Thursday, September 16, 2010

Abstract Submitted for ISAS 2011

(as soon as I dig out from a new batch of wretchedly annoying and boring department chair stuff, I will do a post explaining more about lexomics, but here's a preview of what I hope to present at the International Society of Anglo-Saxonists conference at Madison this summer)

Untangling the Cynewulfian Corpus with Lexomic and Traditional Methods


At ISAS 2009 our multi-disciplinary team (English, Statistics, Computer Science) demonstrated software that researchers can use to generate statistical profiles of Anglo-Saxon texts.  In this paper we present some of the results arrived at by using these tools, showing how, when combined with traditional approaches, lexomic methods can shed light on some long-standing problems in Anglo-Saxon studies.  Specifically, we use hierarchical agglomerative clustering to examine relationships of the vocabulary of the signed poems of Cynewulf (Christ II, Juliana, Elene and The Fates of the Apostles) with other poems that have been over the years thought by some scholars to be by Cynewulf or in some way related to his work (Guthlac B, The Phoenix, Andreas, Christ I and Christ III).  

Our software tools, whose development was supported by the National Endowment for the Humanities, allow us to cut poems into sections which we can then compare to each other in terms of vocabulary distribution.  In early work on Genesis, Daniel, Azarias and Christ III, we determined that the dendrograms, or tree-diagrams created by hierarchical agglomerative cluster analysis could be used to identify sections of poems that are particularly similar to each other, such as lines 279-361 of Daniel with Azarias.  We also discovered that sections of poems cluster together by source: the chunks of Genesis B cluster together and separate from those with biblical sources; the section of Daniel influenced by liturgical texts and the portions of Christ III directly influenced by sermons of Caesarius of Arles were likewise separated. 

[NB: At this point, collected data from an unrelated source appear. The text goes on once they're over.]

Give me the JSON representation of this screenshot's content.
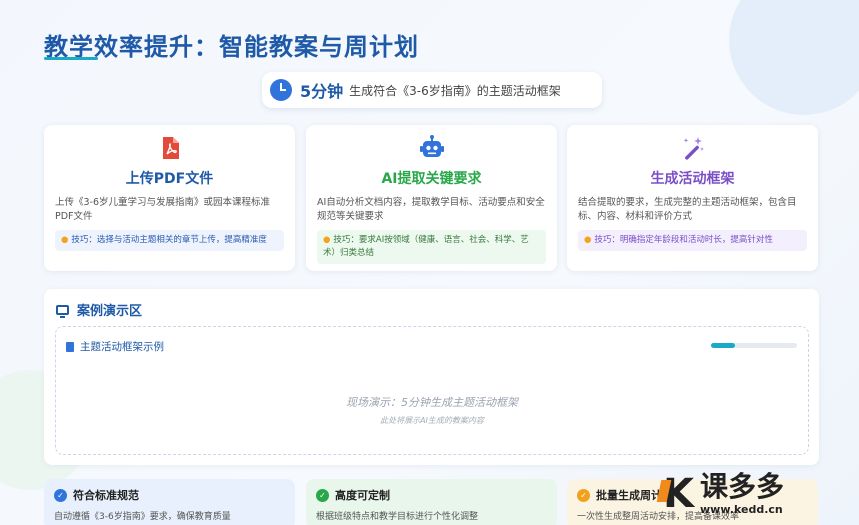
{
  "header": {
    "title": "教学效率提升：智能教案与周计划"
  },
  "highlight": {
    "time": "5分钟",
    "text": "生成符合《3-6岁指南》的主题活动框架",
    "icon": "clock-icon"
  },
  "steps": [
    {
      "icon": "pdf-icon",
      "title": "上传PDF文件",
      "color": "#1f5aa8",
      "desc": "上传《3-6岁儿童学习与发展指南》或园本课程标准PDF文件",
      "tip": "技巧：选择与活动主题相关的章节上传，提高精准度"
    },
    {
      "icon": "robot-icon",
      "title": "AI提取关键要求",
      "color": "#29a84a",
      "desc": "AI自动分析文档内容，提取教学目标、活动要点和安全规范等关键要求",
      "tip": "技巧：要求AI按领域（健康、语言、社会、科学、艺术）归类总结"
    },
    {
      "icon": "magic-wand-icon",
      "title": "生成活动框架",
      "color": "#7b4fc6",
      "desc": "结合提取的要求，生成完整的主题活动框架，包含目标、内容、材料和评价方式",
      "tip": "技巧：明确指定年龄段和活动时长，提高针对性"
    }
  ],
  "demo": {
    "title": "案例演示区",
    "sub_title": "主题活动框架示例",
    "progress": 0.28,
    "main_text": "现场演示：5分钟生成主题活动框架",
    "sub_text": "此处将展示AI生成的教案内容"
  },
  "features": [
    {
      "title": "符合标准规范",
      "desc": "自动遵循《3-6岁指南》要求，确保教育质量"
    },
    {
      "title": "高度可定制",
      "desc": "根据班级特点和教学目标进行个性化调整"
    },
    {
      "title": "批量生成周计划",
      "desc": "一次性生成整周活动安排，提高备课效率"
    }
  ],
  "watermark": {
    "name": "课多多",
    "url": "www.kedd.cn"
  },
  "colors": {
    "primary": "#1f5aa8",
    "accent": "#1aa9c9",
    "green": "#29a84a",
    "purple": "#7b4fc6",
    "orange": "#f0a11d"
  }
}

Recognizing the differences between sections of poems and the strong influence of sources enabled us to refine our techniques and avoid the pitfalls of previous attempts to identify digital “signatures” (effectively critiqued by Janet Bately).  Combining our more subtle lexomic methods with close reading and philological analysis allows us to determine that the signed Cynewulfian poems have significant similarities in vocabulary distribution (except in sections that are strongly influenced by direct paraphrase of a Latin source, such as much of Juliana).  This similarity does not extend to the unsigned poems, with the major exception of most of Guthlac B, which is indeed very similar in vocabulary distribution to the signed poems. The combined lexomic and traditional evidence supports the long-held suspicion that this poem is also by Cynewulf (the poem is acaudate, so the lack of a runic signature is not dispositive).  We also note that Christ I and Christ III exhibit different vocabulary distributions from each other and from Christ II, providing additional reasons to reject the one-poem hypothesis put forth so forcefully by Albert S. Cook but questioned by more recent scholars.  We then discuss the similarity and difference of sections of the other putatively Cynewulfian poems and the implications of these relationships for the poems’ relative chronology.  We conclude by noting that although computer-based and advanced statistical methods can never provide definitive arguments, they can usefully augment traditional analysis. 

Tools and software available at http://lexomics.wheatoncollege.edu .

2 comments:

STAG said...

hierarchical agglomerative cluster analysis

Now there's a mouthful.

Derek said...

Very cool! But, in thinking about the Christ cycle, doesn't Christ I already fall outside of a typical application of the tool due to its heavy use of liturgical materials? As in, we can't get a true positive, only a false negative due to the influnce of the Latin antiphons?